Dziwna fundacja Leśnych Dziadków...którzy w Izbie Rzemieślniczej łączą pracę z Regionalną Instytucją Finansującą Mazowsze. Są sędziami we własnej sprawie...bo z jednej strony zrzeszają rzemieślników z którymi podpisują umowy dotacji z Unii i których kontrolują z realizacji umowy dotacji...WIADOMO jako to jest kontrola...Konflikt interesów. Co do ludzi tam pracujących, rekrutujących...to szkoda gadać. Nie tylko leży u nich prawo pracy, podawanie nieprawdziwych informacji w sprawozdaniach do PARP i nieobejmujące wszystko kierownictwo, które łączy RIF i Izbę Rzemieślniczą w jedno. Co do pracowników to robią wszystko dla Fundacji i Izby, dwóch różnych tworów. Była okazja przekonana się o ich kompetencjach, które są niestety bardzo niskie.Występuje tam chaos, totalnie nieznajomość tematu przez kierownictwo, czym faktycznie zajmują sie ludzie w firmie. ŻENADA.Zdarzało się tak, że robią coś na wariata, bez przygotowania merytorycznego i zawodowego. Np.Pan bileter z kina zostaje tam specjalistą d.s kadr,a później zostaje kierownikiem Działu chyba Monitoringu,o pracy którego nie ma pojęcia.
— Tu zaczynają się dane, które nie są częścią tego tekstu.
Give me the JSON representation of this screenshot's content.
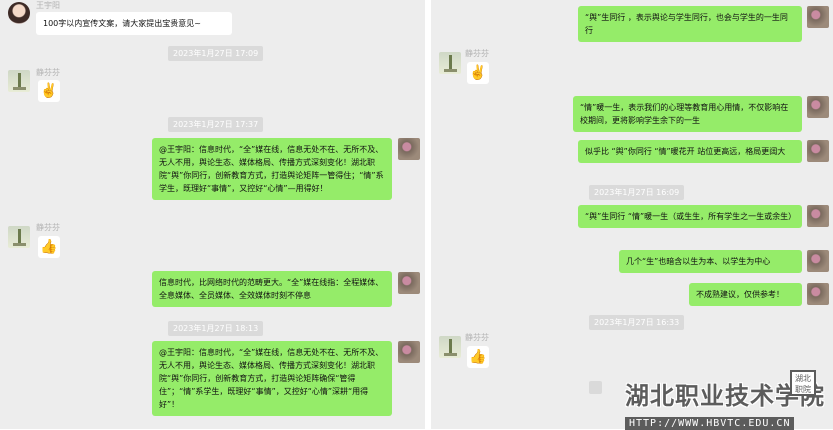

On jako "fachowiec" nie odróżnia ewidencji księgowej od ilościowej,nierozumnie zapisów umowy dotacji, które ma za zadanie sprawdzać,nadzoruje kontrole swoich pracowników i ma decydujący głos do wypłacenia dotacji ze środków unijnych dla przedsiębiorców, którzy są zrzeszani w Izbie Rzemieślniczej.To czysta FARSA.Takich fachowców wiadomo, że SZEFOSTWO lubi, bo są figurantami, łatwo się nimi steruje z pozycji siły, wg. zasady ciemnym ludem łatwo się steruje, bo lepiej przyklepać kontrolę, niewidzieć nieprawidłowości u beneficjenta, niż podpaść Dyrektorowi. Ale Fundacja nie dysponuje środkami prywatnymi, ale budżetowymi, których wydatkowanie ma określone procedury również sprawdzalności.Fundacja Małych i Średnich Przedsiębiorstw działa, a PARP śpi, podrzucając jej kolejne obowiązki. Reasumując ŻENADA, brak koordynacji, teoria chaosu i dużej uznawalności.